BACKGROUNDOil well production can involve pumping a well fluid as part oil and part water, i.e. an oil/water mixture. As an oil well becomes depleted of oil, a greater percentage of water is present and subsequently produced to the surface. The “produced” water can sometimes account for more than 80% of total produced well fluid volume, thus creating significant operational issues. For example, the produced water may require treatment and/or reinjection into a subterranean reservoir to dispose of the water and to help maintain reservoir pressure. Treating and disposing of produced water can be expensive.
One way to address these issues is through employment of a downhole device to separate oil and water and to re-inject the separated water, thereby minimizing production of unwanted water to the surface. Reducing water produced to the surface can allow for a reduction of required power, a reduction of hydraulic losses, and a simplification of surface equipment. Furthermore, many of the costs associated with water treatment are reduced or eliminated.
However, successfully separating oil and water downhole and then re-injecting water is a relatively involved and sensitive process with many variables and factors that affect the efficiency and feasibility of such an operation. For example, the oil/water ratio can vary from well to well and can change significantly over the life of the well. The required injection pressure also can change over the life of the well. For example, the required injection pressure for the separated water tends to increase over time.
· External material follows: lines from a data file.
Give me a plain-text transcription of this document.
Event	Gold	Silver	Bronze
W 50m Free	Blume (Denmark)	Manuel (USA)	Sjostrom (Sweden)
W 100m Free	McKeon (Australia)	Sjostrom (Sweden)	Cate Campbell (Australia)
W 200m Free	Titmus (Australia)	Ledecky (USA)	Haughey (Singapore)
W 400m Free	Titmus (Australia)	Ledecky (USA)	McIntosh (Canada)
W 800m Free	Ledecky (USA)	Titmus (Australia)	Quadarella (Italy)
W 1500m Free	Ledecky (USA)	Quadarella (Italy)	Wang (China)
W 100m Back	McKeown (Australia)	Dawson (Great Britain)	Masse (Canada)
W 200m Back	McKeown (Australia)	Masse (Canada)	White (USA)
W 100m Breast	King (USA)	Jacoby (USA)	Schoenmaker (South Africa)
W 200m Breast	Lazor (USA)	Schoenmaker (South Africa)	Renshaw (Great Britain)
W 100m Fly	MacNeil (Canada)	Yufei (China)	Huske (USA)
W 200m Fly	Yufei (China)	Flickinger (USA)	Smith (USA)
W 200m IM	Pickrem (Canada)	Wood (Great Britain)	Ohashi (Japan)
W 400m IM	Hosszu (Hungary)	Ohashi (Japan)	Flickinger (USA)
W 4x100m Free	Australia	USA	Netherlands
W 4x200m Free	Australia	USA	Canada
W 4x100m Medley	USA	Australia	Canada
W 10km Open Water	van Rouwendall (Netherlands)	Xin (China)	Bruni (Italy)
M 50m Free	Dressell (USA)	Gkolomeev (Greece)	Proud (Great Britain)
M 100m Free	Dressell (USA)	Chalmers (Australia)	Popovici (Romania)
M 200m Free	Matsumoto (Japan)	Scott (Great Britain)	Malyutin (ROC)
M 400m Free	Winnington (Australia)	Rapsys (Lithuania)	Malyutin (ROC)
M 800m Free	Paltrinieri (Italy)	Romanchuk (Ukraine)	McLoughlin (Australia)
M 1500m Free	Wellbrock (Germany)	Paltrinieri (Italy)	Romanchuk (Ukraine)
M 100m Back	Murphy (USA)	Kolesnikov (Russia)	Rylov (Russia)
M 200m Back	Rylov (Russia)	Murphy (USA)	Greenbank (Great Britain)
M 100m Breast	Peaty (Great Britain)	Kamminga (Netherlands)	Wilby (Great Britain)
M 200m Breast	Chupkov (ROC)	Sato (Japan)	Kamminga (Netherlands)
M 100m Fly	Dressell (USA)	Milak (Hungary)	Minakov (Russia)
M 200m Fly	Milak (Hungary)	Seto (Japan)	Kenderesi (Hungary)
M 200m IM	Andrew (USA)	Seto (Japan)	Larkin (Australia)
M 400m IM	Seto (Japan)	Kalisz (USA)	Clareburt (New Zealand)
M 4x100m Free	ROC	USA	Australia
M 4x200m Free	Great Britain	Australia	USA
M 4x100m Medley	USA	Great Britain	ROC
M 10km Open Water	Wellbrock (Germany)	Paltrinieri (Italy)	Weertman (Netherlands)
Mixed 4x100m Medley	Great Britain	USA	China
Additional issues arise when the well fluid includes solids, such as sand and other particulates which are sometimes mixed in with the well fluid. The solids tend to be heavier than the oil and separate out with the water. However, the presence of solids in the water stream can create complications downhole, such as clogging. In some applications, the solids separate from the reinjected water stream and tend to clog the reinjection locations. The ratio of solids in the well fluid/water also can change over time which creates greater difficulties in handling the solids downhole.
SUMMARYIn general, aspects of downhole oil-water-solids separation provide a system and method for separating fluids and solids and for handling the separated solids downhole. The technique utilizes a separator system having a separator with a well fluid inlet, an oil stream outlet passage, a water stream outlet passage, and a solids outlet passage. The separator operates to separate well fluid into substantially oil, water, and solids components and those components are directed to the corresponding passages. A flow restrictor may be used in cooperation with the separator to facilitate separation of the well fluid components.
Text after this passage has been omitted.